Notes to Consolidated Financial Statements

For the years ended December 31, 2014 and 2013

11. Goodwill and intangible assets

  • A. Reconciliation of carrying amount

    At December 31, 2014 Goodwill Contracts Intellectual property Patents Total
    Cost
    Beginning of year $93,998 $93,102  $118,819 $9,298 $315,217
    Effect of movements in exchange rates 8,528 8,447  843 17,818
    End of year 102,526 101,549  118,819 10,141 333,035
    Accumulated amortization
    Beginning of year 82,960  36,940 1,286 121,186
    Amortization charge (1,438) 4,052 531 3,145
    Effect of movements in exchange rates 7,456  146 7,602
    End of year 88,978  40,992 1,963 131,933
    Net book value at December 31, 2014 $102,526 $12,571  $77,827 $8,178 $201,102
    At December 31, 2013 Goodwill Contracts Intellectual property Patents Total
    Cost
    Beginning of year $ — $ — $118,819 $8,697 $127,516
    Additions [note 7] 87,460 86,627 174,087
    Effect of movements in exchange rates 6,538 6,475 601 13,614
    End of year 93,998 93,102 118,819 9,298 315,217
    Accumulated amortization
    Accumulated amortization 33,694 721 34,415
    Amortization charge 76,609 3,246 494 83,349
    Effect of movements in exchange rates 3,351 71 3,422
    End of year 82,960 36,940 1,286 121,186
    Net book value at December 31, 2013 $93,998 $10,142 $81,879 $8,012 $194,031
  • B. Amortization

    The intangible asset values relate to intellectual property acquired with Cameco Fuel Manufacturing (CFM), patents acquired with UFP Investments LLC (UFP) and purchase and sales contracts acquired with NUKEM. The CFM intellectual property is being amortized on a unit-of-production basis over its remaining life. Amortization is allocated to the cost of inventory and is recognized in cost of products and services sold as inventory is sold. The patents acquired with UFP are being amortized to cost of products and services sold on a straight-line basis over their remaining life which expires in July 2029. The NUKEM purchase and sales contracts will be amortized to earnings over the remaining terms of the underlying contracts, which extend to 2022. Amortization of the purchase contracts is allocated to the cost of inventory and is included in cost of products and services sold as inventory is sold. Sales contracts are amortized to revenue. The approximate amount of pre-tax earnings (in USD) relating to the amortization of the fair value allocated to the NUKEM contracts is as follows:

    2015 2016 2017 2018 2019 2020 2021 2022 Total
    $2,540 2,897 994 1,091 975 871 777 692 $10,837
  • C. Impairment test

    For the purpose of impairment testing, goodwill is attributable to NUKEM, which is considered a CGU.

    The recoverable amount of NUKEM was estimated based on a value in use calculation, which involved discounting the future cash flows expected to be generated from the continuing use of the CGU. The estimated recoverable amount of NUKEM exceeded its carrying amount by approximately $73,500,000 (US) and therefore no impairment loss was recognized.
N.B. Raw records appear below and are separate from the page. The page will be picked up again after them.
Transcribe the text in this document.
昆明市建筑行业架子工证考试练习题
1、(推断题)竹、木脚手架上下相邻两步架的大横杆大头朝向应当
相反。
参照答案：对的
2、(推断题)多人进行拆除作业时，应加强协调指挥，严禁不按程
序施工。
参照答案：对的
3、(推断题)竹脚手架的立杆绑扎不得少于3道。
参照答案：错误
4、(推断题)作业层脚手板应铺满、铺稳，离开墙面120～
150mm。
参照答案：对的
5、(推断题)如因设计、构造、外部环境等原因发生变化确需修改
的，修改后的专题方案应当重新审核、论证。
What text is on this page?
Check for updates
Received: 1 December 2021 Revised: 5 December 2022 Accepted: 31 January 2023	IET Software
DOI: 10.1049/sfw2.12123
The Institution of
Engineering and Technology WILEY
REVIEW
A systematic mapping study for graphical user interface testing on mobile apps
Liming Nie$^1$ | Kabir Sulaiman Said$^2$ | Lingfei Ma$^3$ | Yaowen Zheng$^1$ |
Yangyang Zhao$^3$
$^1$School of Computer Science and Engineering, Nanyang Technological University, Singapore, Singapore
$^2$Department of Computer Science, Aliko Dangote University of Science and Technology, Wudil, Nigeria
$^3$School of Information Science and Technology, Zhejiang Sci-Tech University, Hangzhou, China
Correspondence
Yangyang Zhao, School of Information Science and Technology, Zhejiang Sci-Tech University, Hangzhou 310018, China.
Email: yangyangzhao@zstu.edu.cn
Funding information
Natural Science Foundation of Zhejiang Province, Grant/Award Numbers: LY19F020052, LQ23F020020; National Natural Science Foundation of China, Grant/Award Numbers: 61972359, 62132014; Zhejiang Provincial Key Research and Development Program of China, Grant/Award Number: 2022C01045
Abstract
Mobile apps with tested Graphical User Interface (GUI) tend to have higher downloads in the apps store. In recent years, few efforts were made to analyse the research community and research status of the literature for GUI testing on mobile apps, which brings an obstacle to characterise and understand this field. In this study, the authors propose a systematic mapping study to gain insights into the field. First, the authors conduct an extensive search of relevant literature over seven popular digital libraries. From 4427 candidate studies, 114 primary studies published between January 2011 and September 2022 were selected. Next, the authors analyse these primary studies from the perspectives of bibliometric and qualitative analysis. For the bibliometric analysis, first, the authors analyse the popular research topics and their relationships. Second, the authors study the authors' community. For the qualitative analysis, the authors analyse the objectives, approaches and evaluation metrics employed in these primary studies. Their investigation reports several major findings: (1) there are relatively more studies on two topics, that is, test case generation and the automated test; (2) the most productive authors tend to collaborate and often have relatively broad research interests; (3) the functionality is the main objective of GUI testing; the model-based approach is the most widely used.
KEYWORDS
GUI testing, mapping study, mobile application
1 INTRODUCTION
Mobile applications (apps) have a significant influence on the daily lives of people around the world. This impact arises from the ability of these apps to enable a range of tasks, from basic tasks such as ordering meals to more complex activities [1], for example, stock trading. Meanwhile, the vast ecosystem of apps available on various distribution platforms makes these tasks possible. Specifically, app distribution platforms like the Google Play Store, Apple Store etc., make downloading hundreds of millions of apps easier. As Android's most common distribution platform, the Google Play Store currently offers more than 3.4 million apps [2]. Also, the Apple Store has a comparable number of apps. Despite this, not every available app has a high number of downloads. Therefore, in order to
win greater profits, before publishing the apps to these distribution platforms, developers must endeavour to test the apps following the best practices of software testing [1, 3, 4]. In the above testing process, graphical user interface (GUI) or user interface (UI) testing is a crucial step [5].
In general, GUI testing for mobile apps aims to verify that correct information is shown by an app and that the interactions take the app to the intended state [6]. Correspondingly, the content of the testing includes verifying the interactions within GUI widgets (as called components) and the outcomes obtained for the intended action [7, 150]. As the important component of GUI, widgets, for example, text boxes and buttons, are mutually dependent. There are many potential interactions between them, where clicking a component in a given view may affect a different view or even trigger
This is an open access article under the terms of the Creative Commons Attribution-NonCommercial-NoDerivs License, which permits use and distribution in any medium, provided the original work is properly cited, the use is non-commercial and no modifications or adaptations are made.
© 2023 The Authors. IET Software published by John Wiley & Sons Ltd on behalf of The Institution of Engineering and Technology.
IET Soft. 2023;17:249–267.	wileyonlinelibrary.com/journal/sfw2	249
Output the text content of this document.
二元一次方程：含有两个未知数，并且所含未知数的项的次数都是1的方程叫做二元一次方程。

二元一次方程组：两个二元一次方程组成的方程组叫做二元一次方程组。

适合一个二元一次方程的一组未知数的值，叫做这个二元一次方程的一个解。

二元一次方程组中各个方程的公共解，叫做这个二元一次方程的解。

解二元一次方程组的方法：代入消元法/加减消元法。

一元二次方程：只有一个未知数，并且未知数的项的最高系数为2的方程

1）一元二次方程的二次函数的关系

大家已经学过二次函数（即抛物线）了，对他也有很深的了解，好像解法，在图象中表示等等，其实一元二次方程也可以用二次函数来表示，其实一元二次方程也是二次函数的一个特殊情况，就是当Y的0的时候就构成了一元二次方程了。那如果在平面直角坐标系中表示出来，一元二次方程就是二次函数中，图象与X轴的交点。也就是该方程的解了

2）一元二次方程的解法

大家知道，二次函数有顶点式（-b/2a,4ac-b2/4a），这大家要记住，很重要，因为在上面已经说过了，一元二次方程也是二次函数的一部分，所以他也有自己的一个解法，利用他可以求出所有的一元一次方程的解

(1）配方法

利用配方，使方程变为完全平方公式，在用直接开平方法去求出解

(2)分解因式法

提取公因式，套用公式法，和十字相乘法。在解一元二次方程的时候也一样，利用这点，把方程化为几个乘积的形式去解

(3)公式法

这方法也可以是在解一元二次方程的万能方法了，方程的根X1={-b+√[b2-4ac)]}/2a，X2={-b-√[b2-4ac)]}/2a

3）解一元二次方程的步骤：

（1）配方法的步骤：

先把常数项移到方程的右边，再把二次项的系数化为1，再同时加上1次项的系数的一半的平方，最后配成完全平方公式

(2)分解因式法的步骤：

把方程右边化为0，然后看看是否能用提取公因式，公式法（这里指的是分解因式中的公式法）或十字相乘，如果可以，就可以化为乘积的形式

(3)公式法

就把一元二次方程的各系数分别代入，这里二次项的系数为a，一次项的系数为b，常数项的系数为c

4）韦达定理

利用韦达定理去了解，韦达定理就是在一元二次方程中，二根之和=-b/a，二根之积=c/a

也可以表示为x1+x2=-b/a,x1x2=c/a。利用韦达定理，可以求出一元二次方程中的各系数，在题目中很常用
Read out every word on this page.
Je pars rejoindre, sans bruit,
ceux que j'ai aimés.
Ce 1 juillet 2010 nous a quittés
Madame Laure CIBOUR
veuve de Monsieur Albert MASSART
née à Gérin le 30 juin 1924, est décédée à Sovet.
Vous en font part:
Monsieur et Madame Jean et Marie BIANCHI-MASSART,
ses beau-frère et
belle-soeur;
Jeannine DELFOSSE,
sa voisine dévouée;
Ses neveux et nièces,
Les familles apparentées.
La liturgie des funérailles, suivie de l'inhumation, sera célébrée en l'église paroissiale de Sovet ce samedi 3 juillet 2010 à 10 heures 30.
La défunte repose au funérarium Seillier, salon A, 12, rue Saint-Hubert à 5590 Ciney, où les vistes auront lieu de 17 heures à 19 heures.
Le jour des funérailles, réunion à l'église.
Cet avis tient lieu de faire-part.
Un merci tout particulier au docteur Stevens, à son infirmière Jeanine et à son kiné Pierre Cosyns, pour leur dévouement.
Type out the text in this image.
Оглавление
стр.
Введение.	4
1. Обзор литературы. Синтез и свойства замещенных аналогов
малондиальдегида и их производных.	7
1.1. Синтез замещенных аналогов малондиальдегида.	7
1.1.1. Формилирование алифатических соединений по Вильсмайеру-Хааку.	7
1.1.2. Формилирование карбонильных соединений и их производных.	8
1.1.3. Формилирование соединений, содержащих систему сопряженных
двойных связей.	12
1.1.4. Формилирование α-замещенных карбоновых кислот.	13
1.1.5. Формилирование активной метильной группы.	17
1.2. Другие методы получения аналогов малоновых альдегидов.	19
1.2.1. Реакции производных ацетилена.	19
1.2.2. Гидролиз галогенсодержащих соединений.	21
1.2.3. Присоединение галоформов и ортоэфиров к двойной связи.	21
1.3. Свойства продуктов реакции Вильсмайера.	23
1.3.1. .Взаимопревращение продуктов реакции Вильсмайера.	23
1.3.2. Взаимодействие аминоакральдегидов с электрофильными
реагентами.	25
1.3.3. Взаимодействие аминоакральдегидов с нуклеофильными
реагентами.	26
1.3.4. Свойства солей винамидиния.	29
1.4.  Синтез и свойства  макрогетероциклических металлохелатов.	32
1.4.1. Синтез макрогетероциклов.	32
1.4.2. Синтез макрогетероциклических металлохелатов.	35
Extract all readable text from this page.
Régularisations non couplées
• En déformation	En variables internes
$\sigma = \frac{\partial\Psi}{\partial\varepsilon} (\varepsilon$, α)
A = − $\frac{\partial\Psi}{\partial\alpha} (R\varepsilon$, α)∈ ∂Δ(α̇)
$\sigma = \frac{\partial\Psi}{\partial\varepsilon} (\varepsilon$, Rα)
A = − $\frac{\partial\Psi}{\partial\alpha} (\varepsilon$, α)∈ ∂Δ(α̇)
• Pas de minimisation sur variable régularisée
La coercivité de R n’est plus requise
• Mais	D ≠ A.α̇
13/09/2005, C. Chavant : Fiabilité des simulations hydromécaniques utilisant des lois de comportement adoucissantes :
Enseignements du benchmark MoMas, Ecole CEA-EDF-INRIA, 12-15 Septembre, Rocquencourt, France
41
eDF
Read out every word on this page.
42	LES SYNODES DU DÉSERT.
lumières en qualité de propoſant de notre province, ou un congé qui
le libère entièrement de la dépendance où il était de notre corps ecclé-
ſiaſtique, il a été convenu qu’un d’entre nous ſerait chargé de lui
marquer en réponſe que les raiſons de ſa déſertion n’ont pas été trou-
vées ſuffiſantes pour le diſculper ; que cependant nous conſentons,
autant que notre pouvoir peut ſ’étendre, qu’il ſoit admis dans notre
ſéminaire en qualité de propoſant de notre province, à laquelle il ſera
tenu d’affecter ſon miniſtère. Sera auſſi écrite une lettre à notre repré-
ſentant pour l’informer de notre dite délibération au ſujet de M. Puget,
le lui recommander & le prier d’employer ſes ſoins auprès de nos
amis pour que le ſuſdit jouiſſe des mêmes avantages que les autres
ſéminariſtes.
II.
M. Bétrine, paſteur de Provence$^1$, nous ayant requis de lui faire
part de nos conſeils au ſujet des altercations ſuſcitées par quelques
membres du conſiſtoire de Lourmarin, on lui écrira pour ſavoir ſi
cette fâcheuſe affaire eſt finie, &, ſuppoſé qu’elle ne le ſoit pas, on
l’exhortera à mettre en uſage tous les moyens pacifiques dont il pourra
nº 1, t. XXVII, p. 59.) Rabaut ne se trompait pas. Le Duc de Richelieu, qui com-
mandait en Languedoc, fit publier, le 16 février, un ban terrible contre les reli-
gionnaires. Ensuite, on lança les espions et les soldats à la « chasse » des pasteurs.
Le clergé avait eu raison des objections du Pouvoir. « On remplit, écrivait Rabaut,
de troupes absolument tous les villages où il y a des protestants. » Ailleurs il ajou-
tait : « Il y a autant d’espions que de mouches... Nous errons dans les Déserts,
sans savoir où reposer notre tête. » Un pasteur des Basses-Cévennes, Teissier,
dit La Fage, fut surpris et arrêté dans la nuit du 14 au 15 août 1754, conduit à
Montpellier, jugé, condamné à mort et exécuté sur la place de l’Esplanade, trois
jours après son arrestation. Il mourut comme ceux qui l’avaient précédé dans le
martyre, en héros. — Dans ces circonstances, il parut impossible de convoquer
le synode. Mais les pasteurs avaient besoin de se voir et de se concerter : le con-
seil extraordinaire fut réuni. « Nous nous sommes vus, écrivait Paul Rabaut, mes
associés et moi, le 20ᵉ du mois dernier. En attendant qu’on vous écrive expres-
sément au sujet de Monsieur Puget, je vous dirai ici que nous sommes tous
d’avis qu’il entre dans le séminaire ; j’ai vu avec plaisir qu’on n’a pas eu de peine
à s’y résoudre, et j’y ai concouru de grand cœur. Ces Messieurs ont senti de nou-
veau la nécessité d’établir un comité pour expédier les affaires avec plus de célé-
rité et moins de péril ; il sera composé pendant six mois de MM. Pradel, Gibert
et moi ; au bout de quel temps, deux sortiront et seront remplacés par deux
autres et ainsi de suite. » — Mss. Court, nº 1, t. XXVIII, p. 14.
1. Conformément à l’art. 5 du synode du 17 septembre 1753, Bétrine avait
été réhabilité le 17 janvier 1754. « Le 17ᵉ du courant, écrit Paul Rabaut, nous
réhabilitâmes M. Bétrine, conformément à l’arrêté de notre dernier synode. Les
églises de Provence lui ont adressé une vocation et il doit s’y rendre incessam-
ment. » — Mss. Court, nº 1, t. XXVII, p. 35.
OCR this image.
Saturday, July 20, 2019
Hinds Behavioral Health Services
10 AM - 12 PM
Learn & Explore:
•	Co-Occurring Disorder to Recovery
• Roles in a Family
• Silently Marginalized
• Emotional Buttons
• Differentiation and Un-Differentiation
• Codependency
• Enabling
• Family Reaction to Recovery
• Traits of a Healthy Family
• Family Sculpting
    Five years of cash flows were included in the discounted cash flow model. Any cash flows expected to be generated beyond the initial five-year period were extrapolated using a terminal value growth rate. The projected cash flows included in the calculation were based upon NUKEM’s approved financial forecasts and strategic plan, which incorporate NUKEM’s current contract portfolio as well as management’s expectations regarding future business activity. The key assumptions used in the estimation of the value in use were as follows:

      2014
    Discount rate (pre-tax) 12.8%
    Discount rate (post-tax) 8.8%
    Terminal value growth rate 2.4%

    The discount rate was determined based on NUKEM’s internal weighted average cost of capital, adjusted for the marginal return a market participant would expect to earn on an investment in the entity. It represents a nominal, post-tax figure. The terminal value growth rate was determined based on management’s expected average annual long-term growth in the uranium industry. The rate represents a nominal figure and is consistent with forecast economic growth rates observed in the market.

    Other key assumptions include uranium price forecasts and perpetual cash flows. Uranium prices applied in the calculation were based on approved internal price forecasts, which reflect management’s experience and industry expertise. These prices are consistent with expected long-term prices observed in the market. Perpetual cash flows have been determined based on management’s expectation of future business activity.

    Cameco has validated the results of the value in use calculation by performing sensitivity tests on its key assumptions. Holding all other variables constant, the decreases in recoverable amount created by marginal changes in each of the key assumptions are as follows:

      Change in assumption Amount of decrease
    Discount rate 1% increase $31,215
    Terminal value growth rate 1% decrease 25,642
    Uranium prices $1/lb decrease 5,829
    Perpetual annual cash flow $1 million (US) decrease 10,947

    As a result of these tests, the Company believes that any reasonably possible changes in the key assumptions would not result in NUKEM’s carrying amount exceeding its recoverable amount.